守備へのこだわりは人一倍だ。グラブは誰のまねもしていない。「芯(ポケット部分)がしっかりしているものが好き」など細部にわたって自らオーダー。世界に1つだけの「上野モデル」を愛用してきた。プレーで心がけるのは「ゴロは捕らない。当てて捕る。ゴロはつかまないイメージ。それが自分の感覚です」。見てほしいポイントは「アウトにするまでの入りだったり、確実で速いプレーがこだわりなので、そこです」。プロ入りに向けて、こだわりを体現するためのニューグラブも発注予定だ。

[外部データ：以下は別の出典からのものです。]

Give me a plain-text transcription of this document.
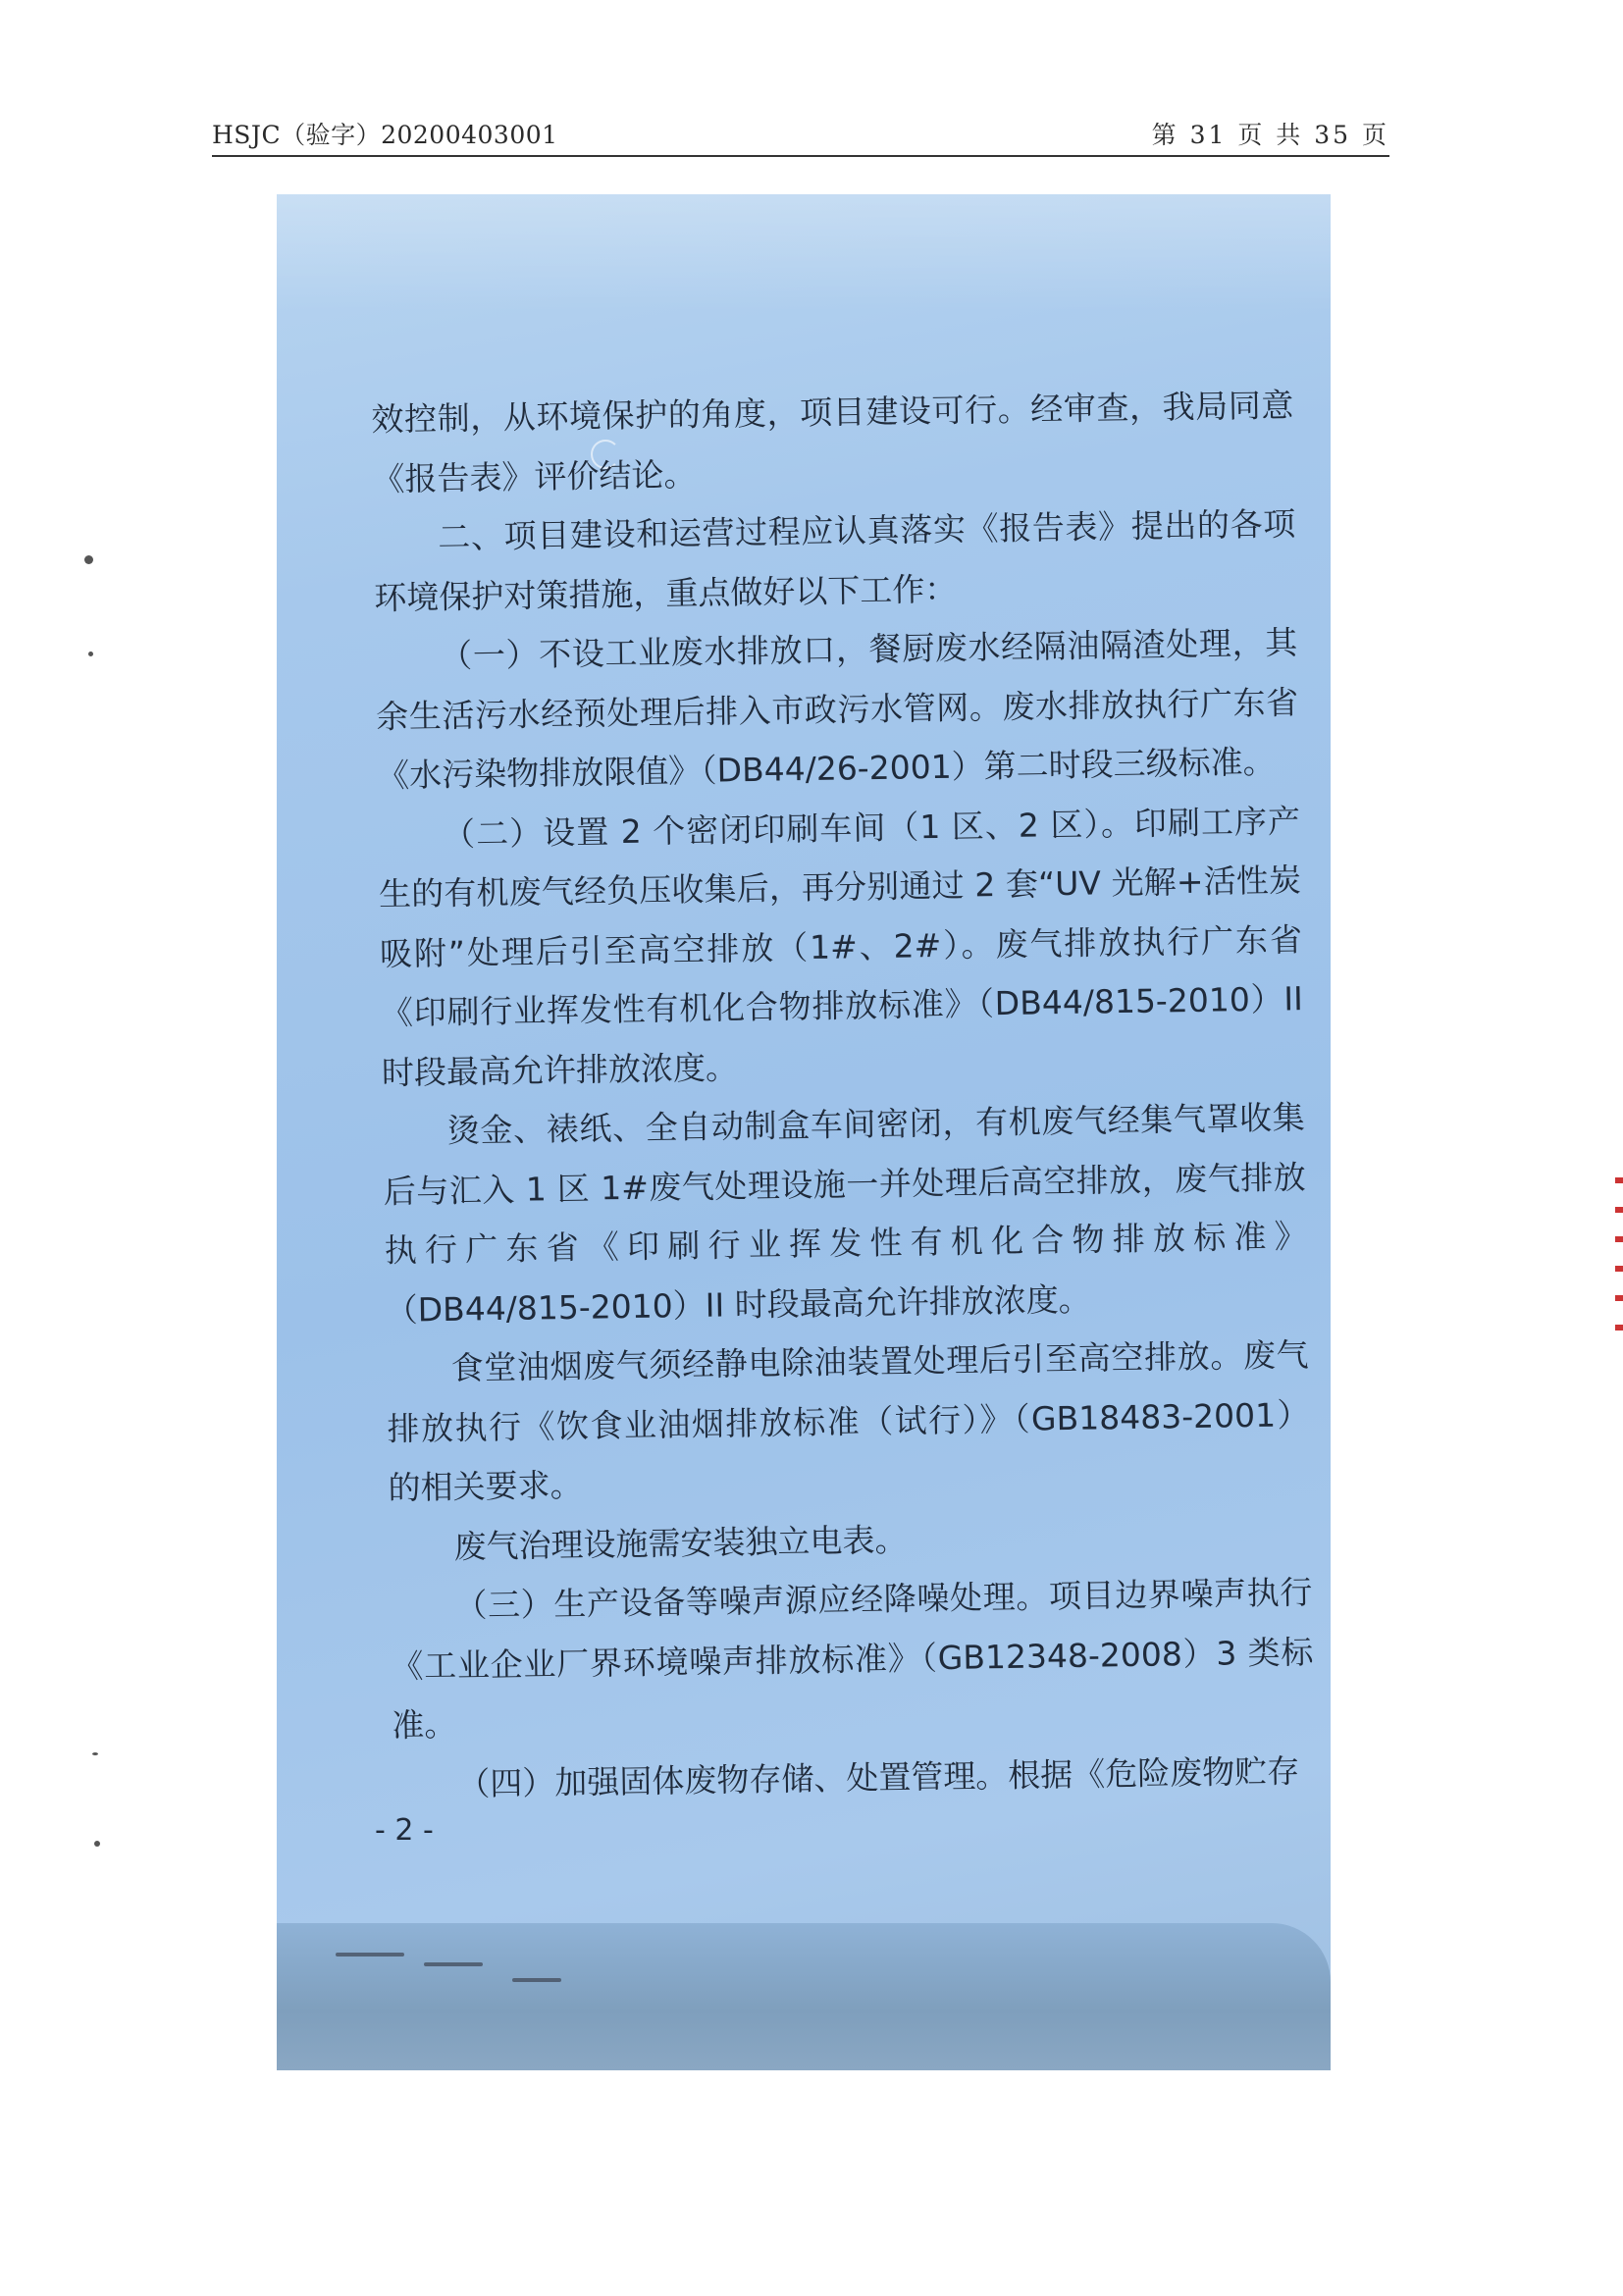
HSJC（验字）20200403001	第 31 页 共 35 页

效控制，从环境保护的角度，项目建设可行。经审查，我局同意《报告表》评价结论。

二、项目建设和运营过程应认真落实《报告表》提出的各项环境保护对策措施，重点做好以下工作：

（一）不设工业废水排放口，餐厨废水经隔油隔渣处理，其余生活污水经预处理后排入市政污水管网。废水排放执行广东省《水污染物排放限值》（DB44/26-2001）第二时段三级标准。

（二）设置 2 个密闭印刷车间（1 区、2 区）。印刷工序产生的有机废气经负压收集后，再分别通过 2 套“UV 光解+活性炭吸附”处理后引至高空排放（1#、2#）。废气排放执行广东省《印刷行业挥发性有机化合物排放标准》（DB44/815-2010）II 时段最高允许排放浓度。

烫金、裱纸、全自动制盒车间密闭，有机废气经集气罩收集后与汇入 1 区 1#废气处理设施一并处理后高空排放，废气排放执行广东省《印刷行业挥发性有机化合物排放标准》（DB44/815-2010）II 时段最高允许排放浓度。

食堂油烟废气须经静电除油装置处理后引至高空排放。废气排放执行《饮食业油烟排放标准（试行）》（GB18483-2001）的相关要求。

废气治理设施需安装独立电表。

（三）生产设备等噪声源应经降噪处理。项目边界噪声执行《工业企业厂界环境噪声排放标准》（GB12348-2008）3 类标准。

（四）加强固体废物存储、处置管理。根据《危险废物贮存

- 2 -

順調にプロ生活を過ごせば、4年目には北広島市に新球場が開場する予定だ。「温泉もあって、お客さんも増えそう。実現できるようにしたい」とチームの節目にレギュラー奪取という青写真を描く。そのためには「打撃を良くすることが大事」と自信のある守備に見合う打撃力向上も誓う。高校通算11本塁打だが、すべて今年6月以降に放つなど発展途上中。現在は木製バットでの打ち込み、そして守備練習も継続中だ。「球界を代表するショートになりたい」。さっそうとグラウンドを飛び回る姿が、待ち遠しい。【木下大輔】

◆上野響平(うえの・きょうへい)2001年(平13)4月26日、大阪府貝塚市生まれ。貝塚スポーツ少年団西地区から貝塚シニア。京都国際では入学直後からレギュラー。今夏の京都大会は「1番遊撃」で活躍し準優勝。甲子園出場なし。172センチ、68キロ。右投げ右打ち。